According to the so-called “target area approach to arthritis” [26], analysis of the morphology of abnormalities and distribution of changes by US show that pSS often leads to polyarticular, bilateral, symmetrical, and predominantly nonerosive arthritis. In addition, this typically affects both small and medium-to-large joints, as noted in Tables 2, 3, and 4 as well as in the Figure 1.

We are aware that our study has limitations, including the lack of validation for morphostructural changes by advanced imaging techniques, the absence of longitudinal followup to determine whether patients with pSS and erosions could have later developed unequivocal RA, the small number of patients included, and the fact that a dichotomous (presence/absence) descriptive report of US findings was used instead of a true morphometric assessment. Further studies in larger cohorts are necessary to confirm our data, although these are provocative in nature.

5. Conclusions

The present US study provides useful information on the pattern and distribution of joint changes in pSS, which is predominantly polyarticular, bilateral, and symmetrical in distribution. Synovitis is the most frequently observed sign, especially in the small finger hand joints, the wrists, and the knees; however, bone erosions also may occur.

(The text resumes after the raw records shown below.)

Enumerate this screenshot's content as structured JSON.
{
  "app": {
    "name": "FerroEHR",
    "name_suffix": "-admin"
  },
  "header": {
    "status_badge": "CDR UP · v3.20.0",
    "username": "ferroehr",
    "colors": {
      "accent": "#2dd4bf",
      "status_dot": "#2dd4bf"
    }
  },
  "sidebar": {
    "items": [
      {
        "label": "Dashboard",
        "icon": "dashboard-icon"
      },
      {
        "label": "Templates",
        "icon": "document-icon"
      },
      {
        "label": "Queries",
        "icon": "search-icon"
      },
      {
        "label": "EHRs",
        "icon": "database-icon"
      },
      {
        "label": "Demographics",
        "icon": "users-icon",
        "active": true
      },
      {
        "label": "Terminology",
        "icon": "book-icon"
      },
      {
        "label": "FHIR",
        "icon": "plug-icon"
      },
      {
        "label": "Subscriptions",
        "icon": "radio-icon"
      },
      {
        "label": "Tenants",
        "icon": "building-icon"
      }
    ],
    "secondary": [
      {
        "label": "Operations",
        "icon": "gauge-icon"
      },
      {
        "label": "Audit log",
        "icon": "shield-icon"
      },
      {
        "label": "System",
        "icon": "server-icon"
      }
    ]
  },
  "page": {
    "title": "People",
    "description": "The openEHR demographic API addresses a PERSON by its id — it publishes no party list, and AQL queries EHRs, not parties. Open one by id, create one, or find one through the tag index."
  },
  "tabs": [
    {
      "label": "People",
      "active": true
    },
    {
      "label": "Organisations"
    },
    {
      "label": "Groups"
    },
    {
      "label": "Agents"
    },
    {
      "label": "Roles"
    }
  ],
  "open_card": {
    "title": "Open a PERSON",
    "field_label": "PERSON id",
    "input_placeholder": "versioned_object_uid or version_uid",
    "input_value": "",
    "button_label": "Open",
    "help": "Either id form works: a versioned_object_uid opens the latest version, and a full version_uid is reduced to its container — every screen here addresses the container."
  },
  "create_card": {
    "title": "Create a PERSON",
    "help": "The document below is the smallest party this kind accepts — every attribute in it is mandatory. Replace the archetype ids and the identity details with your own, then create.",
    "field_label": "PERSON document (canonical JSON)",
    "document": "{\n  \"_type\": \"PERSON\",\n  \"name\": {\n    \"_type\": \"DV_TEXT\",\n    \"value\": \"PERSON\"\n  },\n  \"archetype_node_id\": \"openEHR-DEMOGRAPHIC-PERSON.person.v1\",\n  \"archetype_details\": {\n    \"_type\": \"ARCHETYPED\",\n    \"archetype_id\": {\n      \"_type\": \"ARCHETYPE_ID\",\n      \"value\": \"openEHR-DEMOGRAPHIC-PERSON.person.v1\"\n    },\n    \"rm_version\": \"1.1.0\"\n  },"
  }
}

The presence of synovitis by US is not an accurate element for discriminating between RA-associated sSS and the primary form of the syndrome, although demonstration of bone erosions in the MCP joints seems to be useful.


pSS: Primary Sjögren’s syndrome
RA: Rheumatoid arthritis
anti-CCP: Antibodies against cyclic citrullinated antibodies
MHC: Major histocompatibility complex
US: Ultrasound
SLE: Systemic lupus erythematosus
PD: Power Doppler
sSS: Secondary Sjögren’s syndrome
RF: Rheumatoid factor
ANA: Antinuclear antibodies
MCP: Metacarpophalangeal
IP: Interphalangeal
PIP: Proximal interphalangeal
OMERACT: Outcome Measures in Rheumatology.

Disclosure Statement

Marwin Gutiérrez received consultancies, speaking fees, and honoraria <$10,000 each, by: Abbott Immunology, BMS, Merck Sharp & Dome, VCB, and ESAOTE spa. All the other authors declare that they have not any conflict of interest to declare.